Nos últimos anos, empresas israelenses especializadas em equipamentos militares e cibersegurança ampliaram sua presença no mercado brasileiro, fornecendo produtos tanto para as Forças Armadas quanto para polícias estaduais. Esse tipo de comércio é altamente sensível, pois envolve não apenas tecnologia, mas também decisões políticas sobre segurança e soberania nacional.
Para os candidatos à presidência do PT, a manutenção desses contratos representa uma quebra dos princípios do partido e uma afronta às posições defendidas historicamente pelos seus militantes e parlamentares. Eles pedem que o governo federal suspenda imediatamente qualquer relação comercial com empresas ligadas ao governo de Benjamin Netanyahu, especialmente as que atuam no setor de defesa.

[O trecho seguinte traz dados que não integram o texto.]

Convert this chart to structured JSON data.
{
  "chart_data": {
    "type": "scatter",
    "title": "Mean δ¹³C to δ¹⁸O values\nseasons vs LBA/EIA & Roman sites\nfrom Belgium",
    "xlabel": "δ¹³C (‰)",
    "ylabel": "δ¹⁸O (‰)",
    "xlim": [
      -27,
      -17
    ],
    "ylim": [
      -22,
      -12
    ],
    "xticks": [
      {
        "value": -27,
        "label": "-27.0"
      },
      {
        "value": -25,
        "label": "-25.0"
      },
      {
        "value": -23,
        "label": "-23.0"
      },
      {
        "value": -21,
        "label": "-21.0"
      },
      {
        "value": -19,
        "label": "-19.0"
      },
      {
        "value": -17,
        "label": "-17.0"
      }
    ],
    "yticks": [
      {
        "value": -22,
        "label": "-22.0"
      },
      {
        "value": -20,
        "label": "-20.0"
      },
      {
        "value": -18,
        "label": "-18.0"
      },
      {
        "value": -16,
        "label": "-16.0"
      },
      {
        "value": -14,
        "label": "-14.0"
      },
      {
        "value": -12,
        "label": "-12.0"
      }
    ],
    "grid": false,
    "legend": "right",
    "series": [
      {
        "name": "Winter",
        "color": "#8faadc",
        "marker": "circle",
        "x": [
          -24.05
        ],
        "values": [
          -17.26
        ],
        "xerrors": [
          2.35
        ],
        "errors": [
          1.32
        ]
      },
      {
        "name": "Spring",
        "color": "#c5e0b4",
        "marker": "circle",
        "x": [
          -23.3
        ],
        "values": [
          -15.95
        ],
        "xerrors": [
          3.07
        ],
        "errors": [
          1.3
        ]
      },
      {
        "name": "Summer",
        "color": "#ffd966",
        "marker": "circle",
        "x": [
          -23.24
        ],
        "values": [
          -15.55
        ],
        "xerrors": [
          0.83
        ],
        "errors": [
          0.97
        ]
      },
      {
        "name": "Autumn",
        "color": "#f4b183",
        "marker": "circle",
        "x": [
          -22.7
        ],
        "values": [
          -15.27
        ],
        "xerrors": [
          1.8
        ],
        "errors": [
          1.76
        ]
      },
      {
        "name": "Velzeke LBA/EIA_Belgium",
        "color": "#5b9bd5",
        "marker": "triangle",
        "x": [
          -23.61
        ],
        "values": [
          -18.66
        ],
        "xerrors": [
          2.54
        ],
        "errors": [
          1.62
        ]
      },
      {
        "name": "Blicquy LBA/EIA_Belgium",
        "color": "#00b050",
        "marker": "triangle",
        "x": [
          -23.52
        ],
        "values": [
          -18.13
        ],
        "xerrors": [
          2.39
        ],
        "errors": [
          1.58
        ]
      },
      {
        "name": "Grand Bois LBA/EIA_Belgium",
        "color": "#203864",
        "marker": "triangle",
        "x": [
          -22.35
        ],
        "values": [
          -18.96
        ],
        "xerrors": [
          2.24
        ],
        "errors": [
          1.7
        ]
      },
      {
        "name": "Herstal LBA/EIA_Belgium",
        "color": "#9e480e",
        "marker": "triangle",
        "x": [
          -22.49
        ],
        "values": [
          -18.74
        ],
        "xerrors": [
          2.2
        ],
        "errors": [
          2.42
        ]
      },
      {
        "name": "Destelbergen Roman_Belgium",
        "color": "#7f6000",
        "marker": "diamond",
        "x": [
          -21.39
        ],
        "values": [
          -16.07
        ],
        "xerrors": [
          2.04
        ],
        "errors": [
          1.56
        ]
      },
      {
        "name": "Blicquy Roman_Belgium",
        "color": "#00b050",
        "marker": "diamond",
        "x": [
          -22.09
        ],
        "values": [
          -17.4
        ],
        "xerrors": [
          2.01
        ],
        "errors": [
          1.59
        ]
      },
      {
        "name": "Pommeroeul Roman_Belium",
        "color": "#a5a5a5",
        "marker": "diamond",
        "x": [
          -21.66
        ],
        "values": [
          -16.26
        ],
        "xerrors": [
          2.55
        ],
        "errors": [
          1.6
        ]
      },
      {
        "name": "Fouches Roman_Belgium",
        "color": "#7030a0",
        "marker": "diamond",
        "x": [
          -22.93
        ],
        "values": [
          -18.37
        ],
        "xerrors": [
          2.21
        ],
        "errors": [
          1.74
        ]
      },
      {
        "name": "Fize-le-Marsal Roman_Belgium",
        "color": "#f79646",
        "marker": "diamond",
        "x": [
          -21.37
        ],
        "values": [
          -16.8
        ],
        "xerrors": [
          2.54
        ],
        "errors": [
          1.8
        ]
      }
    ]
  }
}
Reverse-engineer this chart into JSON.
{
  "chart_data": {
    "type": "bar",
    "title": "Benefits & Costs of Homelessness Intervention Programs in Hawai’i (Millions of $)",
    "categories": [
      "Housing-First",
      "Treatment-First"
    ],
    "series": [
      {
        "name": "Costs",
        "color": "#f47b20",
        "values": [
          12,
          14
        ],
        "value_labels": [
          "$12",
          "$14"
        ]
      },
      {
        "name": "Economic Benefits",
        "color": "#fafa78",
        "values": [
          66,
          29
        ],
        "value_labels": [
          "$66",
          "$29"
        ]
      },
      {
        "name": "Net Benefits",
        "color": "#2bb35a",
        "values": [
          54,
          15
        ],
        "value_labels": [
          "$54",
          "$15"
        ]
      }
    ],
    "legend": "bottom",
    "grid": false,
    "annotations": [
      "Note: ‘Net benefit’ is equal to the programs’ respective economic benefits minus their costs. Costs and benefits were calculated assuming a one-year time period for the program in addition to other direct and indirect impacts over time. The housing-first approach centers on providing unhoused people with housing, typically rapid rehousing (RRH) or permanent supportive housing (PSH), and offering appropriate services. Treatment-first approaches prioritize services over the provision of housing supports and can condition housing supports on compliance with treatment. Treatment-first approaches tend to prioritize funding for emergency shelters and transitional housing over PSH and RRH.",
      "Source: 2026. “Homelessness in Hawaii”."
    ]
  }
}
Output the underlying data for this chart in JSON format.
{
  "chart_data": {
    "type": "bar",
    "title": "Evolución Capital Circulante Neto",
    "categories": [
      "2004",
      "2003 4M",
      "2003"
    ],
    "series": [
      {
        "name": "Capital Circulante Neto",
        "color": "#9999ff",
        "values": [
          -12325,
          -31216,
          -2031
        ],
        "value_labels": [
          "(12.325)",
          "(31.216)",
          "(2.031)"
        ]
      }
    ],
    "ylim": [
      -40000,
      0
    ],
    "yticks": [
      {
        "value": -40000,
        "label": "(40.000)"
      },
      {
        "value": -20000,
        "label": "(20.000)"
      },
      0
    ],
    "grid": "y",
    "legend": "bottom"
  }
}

A carta deixa claro que o rompimento com Israel não se trata de hostilidade ao povo israelense, mas sim de uma medida política contra o atual governo, acusado de práticas que ferem o direito internacional e promovem uma ocupação violenta e sistemática dos territórios palestinos.

Eleições internas e o impacto no posicionamento externo do PT
Com a eleição para a presidência nacional do PT marcada para o próximo mês, a publicação do manifesto insere o tema do conflito no Oriente Médio no centro do debate partidário. Todos os cinco candidatos têm longa trajetória dentro da legenda, com experiências em cargos legislativos, executivos e de articulação interna.
A disputa não se dá apenas entre nomes, mas entre diferentes visões sobre o futuro do partido, sua relação com o governo Lula e seu papel nas disputas geopolíticas globais. Ao colocar o tema da Palestina como prioridade, os candidatos sinalizam que a política internacional deve ocupar lugar de destaque na próxima gestão partidária.
Essa pressão pode forçar o governo Lula a adotar uma postura mais firme, principalmente se o novo presidente do partido assumir uma linha mais combativa. O manifesto também tenta influenciar a opinião pública, especialmente a militância petista, historicamente solidária à causa palestina e crítica às ações do governo israelense.
Embora o rompimento diplomático seja uma medida extrema e rara no campo da diplomacia, a crescente pressão interna dentro do PT pode alterar o cálculo político do Palácio do Planalto. O momento é sensível, com eleições municipais se aproximando e o Brasil buscando manter protagonismo nos fóruns internacionais.